Einzigartige Waffen, extravaganter Schmuck, seltsam anmutende Werkzeuge – seit gut 150 Jahren werden am Bodensee Schätze aus der Stein- und Bronzezeit entdeckt. Sogar Hüte, Stoffe und Kaugummis wurden gefunden. Und natürlich: Pfähle. In den Flachwasserzonen blieben sie seit 6000 Jahre konserviert und lassen heute faszinierende Rückschlüsse auf unsere Vorfahren zu. 2011 erklärte die UNESCO 111 Fundstellen rund um die Alpen zum Welterbe. Am westlichen Bodensee sind es 9 Stätten, die diese Auszeichnung tragen.

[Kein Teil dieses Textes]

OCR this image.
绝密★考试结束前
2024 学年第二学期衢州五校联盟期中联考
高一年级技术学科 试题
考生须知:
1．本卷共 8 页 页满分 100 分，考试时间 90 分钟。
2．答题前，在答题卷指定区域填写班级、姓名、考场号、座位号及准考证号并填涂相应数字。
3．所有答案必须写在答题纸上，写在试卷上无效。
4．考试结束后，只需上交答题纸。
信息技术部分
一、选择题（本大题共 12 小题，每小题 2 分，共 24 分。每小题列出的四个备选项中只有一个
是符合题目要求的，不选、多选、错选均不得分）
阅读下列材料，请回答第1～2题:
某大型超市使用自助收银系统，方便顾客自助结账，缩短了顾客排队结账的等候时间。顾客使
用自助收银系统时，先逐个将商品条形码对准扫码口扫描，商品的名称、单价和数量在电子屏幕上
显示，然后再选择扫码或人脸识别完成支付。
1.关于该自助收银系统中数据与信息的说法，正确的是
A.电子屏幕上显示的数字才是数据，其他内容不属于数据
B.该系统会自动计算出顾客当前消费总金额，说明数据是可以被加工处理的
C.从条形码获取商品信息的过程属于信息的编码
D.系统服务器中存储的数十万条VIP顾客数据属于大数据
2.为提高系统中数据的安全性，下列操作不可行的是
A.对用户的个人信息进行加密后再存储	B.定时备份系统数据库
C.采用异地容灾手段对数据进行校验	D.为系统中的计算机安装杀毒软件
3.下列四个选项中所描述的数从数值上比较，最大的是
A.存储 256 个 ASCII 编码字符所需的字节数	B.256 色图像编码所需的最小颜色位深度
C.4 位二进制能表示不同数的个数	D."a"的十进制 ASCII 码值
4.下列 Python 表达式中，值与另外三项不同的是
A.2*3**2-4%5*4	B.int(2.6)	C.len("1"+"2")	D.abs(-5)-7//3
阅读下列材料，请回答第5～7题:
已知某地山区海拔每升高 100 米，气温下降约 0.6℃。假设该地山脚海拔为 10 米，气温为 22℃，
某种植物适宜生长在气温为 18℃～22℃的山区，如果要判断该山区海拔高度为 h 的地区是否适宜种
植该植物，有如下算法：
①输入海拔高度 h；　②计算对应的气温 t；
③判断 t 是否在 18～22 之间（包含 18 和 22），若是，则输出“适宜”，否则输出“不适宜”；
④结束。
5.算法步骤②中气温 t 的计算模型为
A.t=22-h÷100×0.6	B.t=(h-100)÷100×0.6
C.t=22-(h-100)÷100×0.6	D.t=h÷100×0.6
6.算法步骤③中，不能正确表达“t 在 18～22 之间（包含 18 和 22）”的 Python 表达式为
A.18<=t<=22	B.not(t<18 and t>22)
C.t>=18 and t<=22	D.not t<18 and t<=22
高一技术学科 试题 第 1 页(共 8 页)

Das Erbe des Sees: unsichtbar und doch quicklebendig

Es ist ein zunächst unsichtbares Erbe, das uns Stein- und Bronzezeit hinterlassen haben. Denn die Überreste der Pfahlbauten schlummern meist unter Wasser. Wenn auch unzugänglich, so sind sie dennoch allgegenwärtig: Heute gibt es am See nachgebaute Pfahldörfer, fesselnde Ausstellungen, packende Führungen und experimentelle Mitmach-Archäologie. Immer wieder fiebert die Region mit, wenn spektakuläre Funde geborgen werden – wie etwa aktuell ein 4000 Jahre alter Einbaum aus dem Seerhein bei Konstanz. Jede Entdeckung fügt ein weiteres Puzzleteil zum Bild der Menschheitsgeschichte hinzu. Rund um die Fundstätten kommen vielfältige Angebote dem Durst nach Wissen und der Freude am spielerischen Entdecken nach.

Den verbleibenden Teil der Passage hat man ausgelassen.